I find that all sorts of momentous things were happening around the world while I was out of commission on the blogging front: another Greek bailout, political upheaval in Turkey, and a madman shooting up Norway, to name a few.
Closer to home, we had Congress approve a deal to raise the debt ceiling by a piddly $2 trillion and make “deep cuts” in federal spending over the next ten years. How deep, you ask? Well, just take a look at this chart that shows what discretionary spending (the target of all the cuts) is projected to be over the next ten years now that the deal has passed:
See how huge those cuts are? Yes sir, it looks like the public sector is well on its way to shriveling up and blowing away.
What? You say that the budget increases every year? Well of course it does! If you are one of those ignorant rubes who thinks that when you cut a budget it gets smaller, you obviously are not enlightened enough to understand how our wise overlords in Washington work.
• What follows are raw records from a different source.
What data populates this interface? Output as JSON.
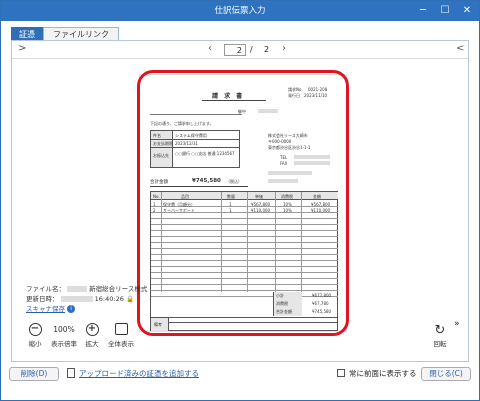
{
  "window": {
    "title": "仕訳伝票入力"
  },
  "tabs": [
    {
      "label": "証憑"
    },
    {
      "label": "ファイルリンク"
    }
  ],
  "pager": {
    "prev": ">",
    "next": "<",
    "current": "2",
    "slash": "/",
    "total": "2"
  },
  "invoice": {
    "title": "請 求 書",
    "no_label": "請求No.",
    "no": "0021-208",
    "date_label": "発行日",
    "date": "2023/11/10",
    "client_suffix": "御中",
    "greeting": "下記の通り、ご請求申し上げます。",
    "info_rows": [
      {
        "label": "件名",
        "value": "システム保守費用"
      },
      {
        "label": "お支払期限",
        "value": "2023/12/31"
      },
      {
        "label": "お振込先",
        "value": "○○銀行 ○○支店 普通 1234567"
      }
    ],
    "sender_lines": [
      "株式会社リース大崎市",
      "〒000-0000",
      "東京都渋谷区渋谷1-1-1",
      "TEL",
      "FAX"
    ],
    "total_label": "合計金額",
    "total_value": "¥745,580",
    "total_tax": "（税込）",
    "columns": [
      "No.",
      "品目",
      "数量",
      "単価",
      "消費税",
      "金額"
    ],
    "rows": [
      {
        "no": "1",
        "item": "保守費（月額分）",
        "qty": "1",
        "price": "¥567,800",
        "tax": "10%",
        "amount": "¥567,800"
      },
      {
        "no": "2",
        "item": "サーバーサポート",
        "qty": "1",
        "price": "¥110,000",
        "tax": "10%",
        "amount": "¥110,000"
      }
    ],
    "summary": [
      {
        "label": "小計",
        "value": "¥677,800"
      },
      {
        "label": "消費税",
        "value": "¥67,780"
      },
      {
        "label": "合計金額",
        "value": "¥745,580"
      }
    ],
    "remarks_label": "備考"
  },
  "meta": {
    "file_label": "ファイル名：",
    "file_value": "新宿総合リース株式",
    "updated_label": "更新日時：",
    "updated_value": "16:40:26",
    "scan_label": "スキャナ保存"
  },
  "tools": {
    "zoom_out": "縮小",
    "zoom_value": "100%",
    "zoom_rate_label": "表示倍率",
    "zoom_in": "拡大",
    "fit_all": "全体表示",
    "rotate": "回転"
  },
  "footer": {
    "delete": "削除(D)",
    "add_link": "アップロード済みの証憑を追加する",
    "always_front": "常に前面に表示する",
    "close": "閉じる(C)"
  },
  "colors": {
    "title_bar": "#2f73c0",
    "highlight": "#e0141e",
    "link": "#2a5ea8"
  }
}
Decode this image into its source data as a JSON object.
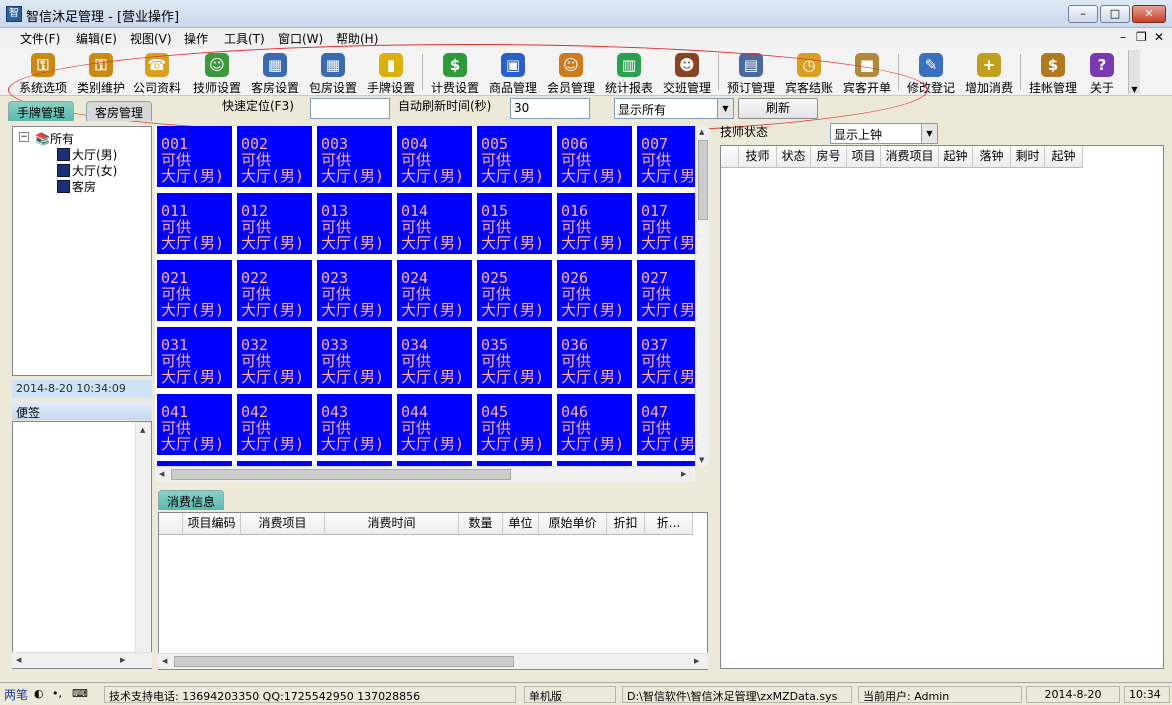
{
  "window": {
    "title": "智信沐足管理 - [营业操作]"
  },
  "menu": [
    "文件(F)",
    "编辑(E)",
    "视图(V)",
    "操作",
    "工具(T)",
    "窗口(W)",
    "帮助(H)"
  ],
  "toolbar": [
    {
      "label": "系统选项",
      "icon": "keys-icon",
      "color": "#c98a14"
    },
    {
      "label": "类别维护",
      "icon": "keys-icon",
      "color": "#c98a14"
    },
    {
      "label": "公司资料",
      "icon": "phone-icon",
      "color": "#d9a020"
    },
    {
      "label": "技师设置",
      "icon": "person-icon",
      "color": "#3c9a3c"
    },
    {
      "label": "客房设置",
      "icon": "rooms-icon",
      "color": "#3a6ab0"
    },
    {
      "label": "包房设置",
      "icon": "rooms-icon",
      "color": "#3a6ab0"
    },
    {
      "label": "手牌设置",
      "icon": "tag-icon",
      "color": "#d9b010"
    },
    {
      "label": "计费设置",
      "icon": "money-icon",
      "color": "#2e9a3a"
    },
    {
      "label": "商品管理",
      "icon": "box-icon",
      "color": "#2a5fc8"
    },
    {
      "label": "会员管理",
      "icon": "member-icon",
      "color": "#d07a20"
    },
    {
      "label": "统计报表",
      "icon": "chart-icon",
      "color": "#2aa050"
    },
    {
      "label": "交班管理",
      "icon": "group-icon",
      "color": "#884422"
    },
    {
      "label": "预订管理",
      "icon": "printer-icon",
      "color": "#4a6aa0"
    },
    {
      "label": "宾客结账",
      "icon": "clock-icon",
      "color": "#d8a020"
    },
    {
      "label": "宾客开单",
      "icon": "package-icon",
      "color": "#b08a3a"
    },
    {
      "label": "修改登记",
      "icon": "edit-user-icon",
      "color": "#3a70c0"
    },
    {
      "label": "增加消费",
      "icon": "add-icon",
      "color": "#c0a020"
    },
    {
      "label": "挂帐管理",
      "icon": "moneybag-icon",
      "color": "#b07820"
    },
    {
      "label": "关于",
      "icon": "help-icon",
      "color": "#7a3ab0"
    }
  ],
  "tabs": {
    "handcard": "手牌管理",
    "room": "客房管理"
  },
  "quick_locate": {
    "label": "快速定位(F3)",
    "value": ""
  },
  "auto_refresh": {
    "label": "自动刷新时间(秒)",
    "value": "30"
  },
  "filter_select": "显示所有",
  "refresh_button": "刷新",
  "tree": {
    "root": "所有",
    "children": [
      "大厅(男)",
      "大厅(女)",
      "客房"
    ]
  },
  "datetime": "2014-8-20 10:34:09",
  "memo_label": "便签",
  "rooms": [
    [
      "001",
      "002",
      "003",
      "004",
      "005",
      "006",
      "007"
    ],
    [
      "011",
      "012",
      "013",
      "014",
      "015",
      "016",
      "017"
    ],
    [
      "021",
      "022",
      "023",
      "024",
      "025",
      "026",
      "027"
    ],
    [
      "031",
      "032",
      "033",
      "034",
      "035",
      "036",
      "037"
    ],
    [
      "041",
      "042",
      "043",
      "044",
      "045",
      "046",
      "047"
    ]
  ],
  "room_status": "可供",
  "room_area": "大厅(男)",
  "room_color": "#0000ff",
  "consumption": {
    "tab": "消费信息",
    "columns": [
      "项目编码",
      "消费项目",
      "消费时间",
      "数量",
      "单位",
      "原始单价",
      "折扣",
      "折..."
    ]
  },
  "technician": {
    "label": "技师状态",
    "filter": "显示上钟",
    "columns": [
      "技师",
      "状态",
      "房号",
      "项目",
      "消费项目",
      "起钟",
      "落钟",
      "剩时",
      "起钟"
    ]
  },
  "statusbar": {
    "ime": "两笔",
    "support": "技术支持电话: 13694203350 QQ:1725542950 137028856",
    "edition": "单机版",
    "db_path": "D:\\智信软件\\智信沐足管理\\zxMZData.sys",
    "user": "当前用户: Admin",
    "date": "2014-8-20",
    "time": "10:34"
  }
}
You see, in D.C. a “cut” is actually a smaller increase than what the bureaucracy originally had hoped for (7% according to the current baseline assumptions). If you think this is fuzzy math or in any way dishonest to represent budget figures like this, you are clearly an extremist who has no business airing your views in any public forum. It is divinely mandated that the federal government must always grow more rapidly than the economy as a whole, and don’t you dare suggest otherwise.
Dr. J,
You are so right. Austerity never had it so good!